German Catholic dioceses to embark on lenten fast to save planet from ‘climate change’
February 14, 2020 (LifeSiteNews) – Several Catholic dioceses in Germany are participating in a campaign that encourages fasting in order to protect the planet from “climate change.” In a brochure created by the campaign “Klimafasten,” the organizers express their solidarity with the demands made by “Fridays for Future.”
While mainly sustained by various Protestant communities in Germany, four Catholic dioceses have joined the campaign. Apart from the Archdiocese of Berlin, this includes the dioceses of Eichstätt, Hildesheim, and Rottenburg-Stuttgart.
Last year, more than 440 scientific papers were published that cast doubt on climate alarmism and the claim that man-made carbon emissions are causing changes to the climate.
The fast to protect the planet would take place during Lent.

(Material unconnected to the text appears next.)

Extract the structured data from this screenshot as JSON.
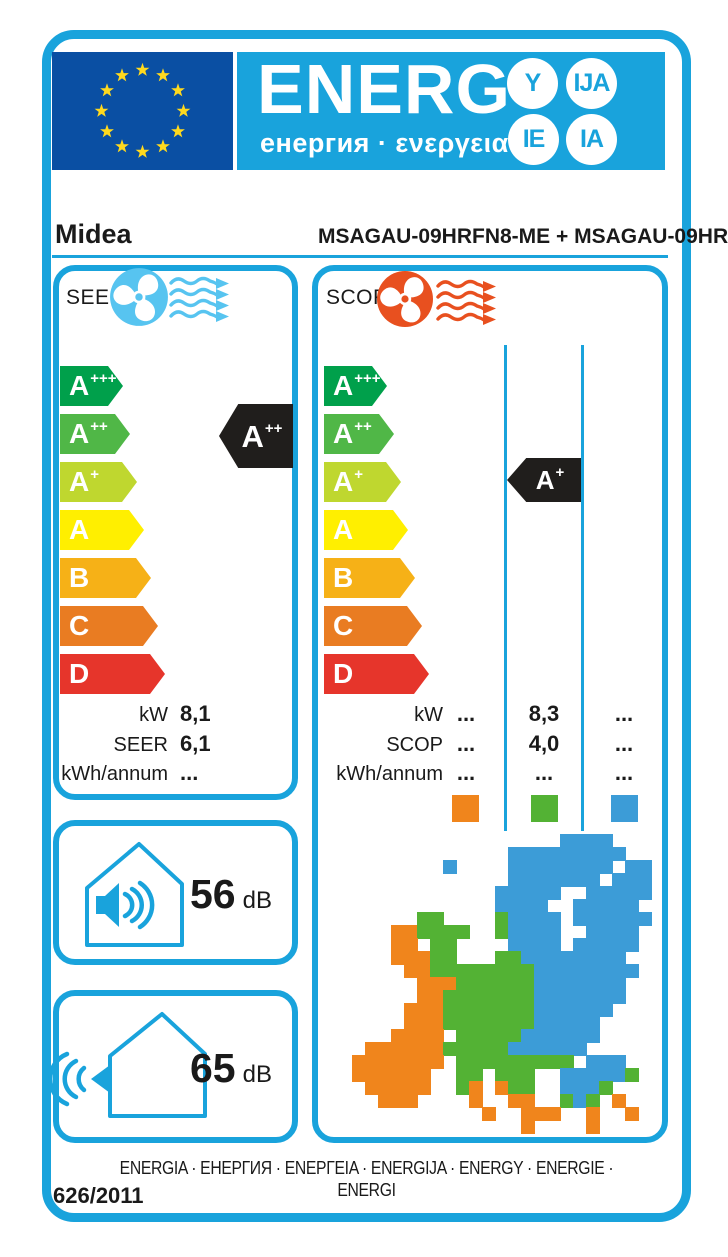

In German, the connection between Lent (“Fastenzeit”) and fasting (“fasten”) is evident from the words themselves.
“An ‘ethics of enough,’ which the churches have long been demanding, is becoming increasingly plausible and is urgently needed. The climate fasting campaign offers various suggestions for practicing such an ‘ethics of enough.’ It is about ensuring that everyone – the present generation as well as future generations – has enough to live on. But it is also about ensuring that those who have too much can let that be enough,” the organizers explain.
“With this Lenten campaign, we place ourselves in the Christian tradition, which commemorates the suffering in the time before Easter and consciously practices renunciation in order to become free for new thoughts and different behavior. Climate change is causing suffering because it endangers the lives of people, animals and plants. Protecting the climate requires renunciation. However, it is always a gain if we succeed, alone or in the community, in making life more climate-friendly,” states the brochure about the campaign, which is set to begin on Ash Wednesday.
The Catholic understanding of penance, of which fasting is a part, is, however, different from the climate-change fasting program. The Catechism of the Catholic Church speaks of penances as helping to configure us to Christ, “who alone expiated our sins once for all. They allow us to become co-heirs with the risen Christ, ‘provided we suffer with him.’”
According to “Klimafasten,” the first week of Lent will focus on the ecological footprint. Based on a kind of quiz, participants are able to determine how conscious they are of the effect their lifestyle has on the environment.
One of the statements within the quiz says, “For distances under 3 kilometers (a little less than 2 miles), I walk or use my bicycle.” The participant can choose between “always (0 points), often (3), rarely (6), or never (9).” The lower the score, the better the ecological footprint.
The remaining weeks, then, focus on doing better in various areas of life, beginning with power usage. Suggestions include getting rid of one unnecessary electronic device, lowering the room temperature, and checking if switching to a provider of sustainably sourced power might be an option.
The third week looks at food items. “In the supermarket, I decide to buy products at a reduced price which have an expired best-before date,” one suggestion reads.
This is followed by developing a strategy for using less information technology, for instance by using a smartphone that has room for two SIM cards instead of one. This would enable the participant in fasting to protect the planet from climate change to get rid of the phone used either for business or privately. Ironically, another suggestion for week four seemingly contradicts this. “I use my equipment as long as possible and check whether I can repair or technically upgrade it,” it says.
The fifth week studies car usage and asks, “Where and how can I travel in a way friendly to the climate for my next vacation?”
Week six focuses on the use of plastic in everyday life. The brochure produced by “Klimafasten” suggests using cotton bags for groceries instead of plastic ones. Another suggestions is to go on a walk and pick up plastic trash along the way.
The last week says, “For Easter, we are happy that there is someone who gives us strength for change and reminds us that we can become a blessing to our fellow creatures, people, animals and plants.” Among other things, the brochure encourages the participants to tell others about their experiences.
Conservative German newspaper Junge Freiheit reported on various ideas for worship services proposed by “Klimafasten.” However, these ideas would most likely apply only to Protestant communities.
“On the website of the campaign, there are also ‘theological impulses’ for ‘climate fasting.’ … Among other things, it is recommended to distribute pens and paper so that every church member can write down ‘ideas for a climate-friendly church.’ The sheets of paper can then be attached to a picture of a tree that has previously been hung on a pin board. The ‘Tree of Life’ by Gustav Klimt, for example, would be suitable,” the German newspaper wrote.